24 hour is full cure, I hope you dont cure it in an icebox.

its Silicone I


----------



## Gfish (Sep 10, 2009)

WhiteDevil said:


> 24 hour is full cure, I hope you dont cure it in an icebox.
> 
> its Silicone I


With respect, I think the people that make it know better than you do.


----------



## WhiteGloveAquatics (Sep 3, 2009)

with respect never ends with anything respectful, so dont contradict yourself.

I got a tube of GE brand SILICONE I in my hand stating 24 hour full cure,12 hour quick cure, Full cure is aquarium safe. 

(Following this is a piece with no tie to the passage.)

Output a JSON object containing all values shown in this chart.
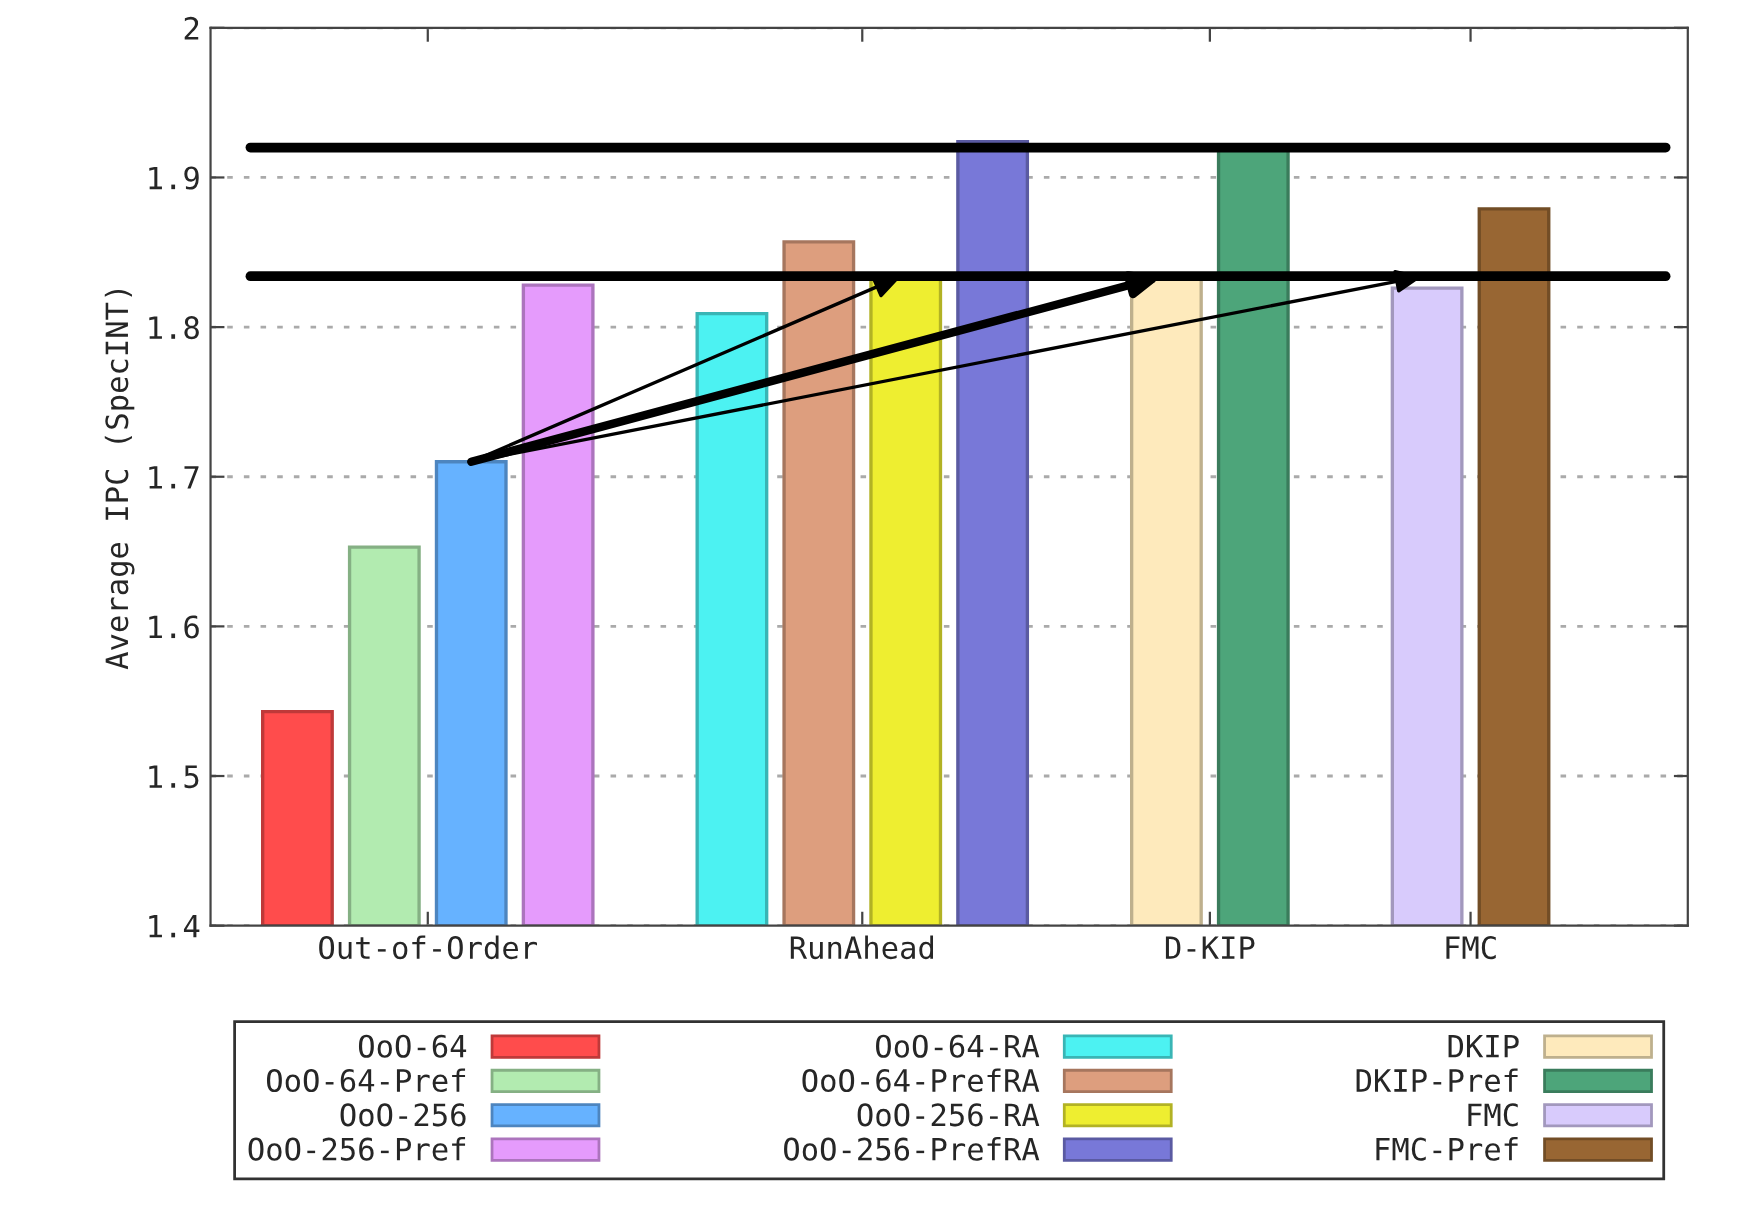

I got thousands of dollars in fish, I dont jeopardize.


----------



## jschlosser (Apr 11, 2010)

Silicone it is, then. Thanks.


----------



## Gfish (Sep 10, 2009)

How about yuo take your head out your bum Devil? It seems you think you know better than the people that make it. I hate to tell you but the quick cure stuff isn't even aquarium safe. Good luck to you. I'll take the word of the company over someone on a forum anyday of the year. I suggest you do your research properly & read properly to before dishing out any more of your bad advice.


----------



## jschlosser (Apr 11, 2010)

I was going to use silicone aquarium sealant anyway.


----------



## WhiteGloveAquatics (Sep 3, 2009)

I stand by my claim GE-1 is 100% aquarium safe after 24 hours, dont believe me ask the 30+ kuhlli's that inhabitated it then proceeded to increase their numbers in it.

quick cure is when its bonded and sealed after 12 hours, 24 hours is a TOTAL seal.

I only do windows and siding, I sure dont know what I am talking about when it comes to silicone sealants. 

Please call GE and ask them the cure time. its 24 hours.

if it is dry to touch and smell is gone, its safe to use.....24 hours.


JS, thats the overpriced version of GE-1 there is NO difference infact GE sells it to aquarium product companies to relabel for resale.

Oh, aussie...Im chinese and find your avatar HIGHLY offensive.


----------



## Gfish (Sep 10, 2009)

I have spoken to the company as well as recieved the info in emails & pamphlets from them. I repeat, I'll trust them over you any day. I really don't care if you do windows & siding, that just means your more likely to rush things. As for the avatar, it was sent to me by a chinese mate, I'm half chinese half aussie but I live in Australia. Neither me or any of my other chinese mates find it the slightest bit offensive. Get a sense of humour. While your at it learn to admit when your wrong rather than being stuck in your old ways.


----------



## WhiteGloveAquatics (Sep 3, 2009)

WHOOOOO had a appointment with GE, barrington illinois headquarters went IN with a bottle and was TOLD by the R&D department that is is 24 hour full cure safe for ANY use. 


GO back to beating your wallaby.

HAH HAH, I admit when I am wrong but I trust the scientists and chemists that I get my info from.


----------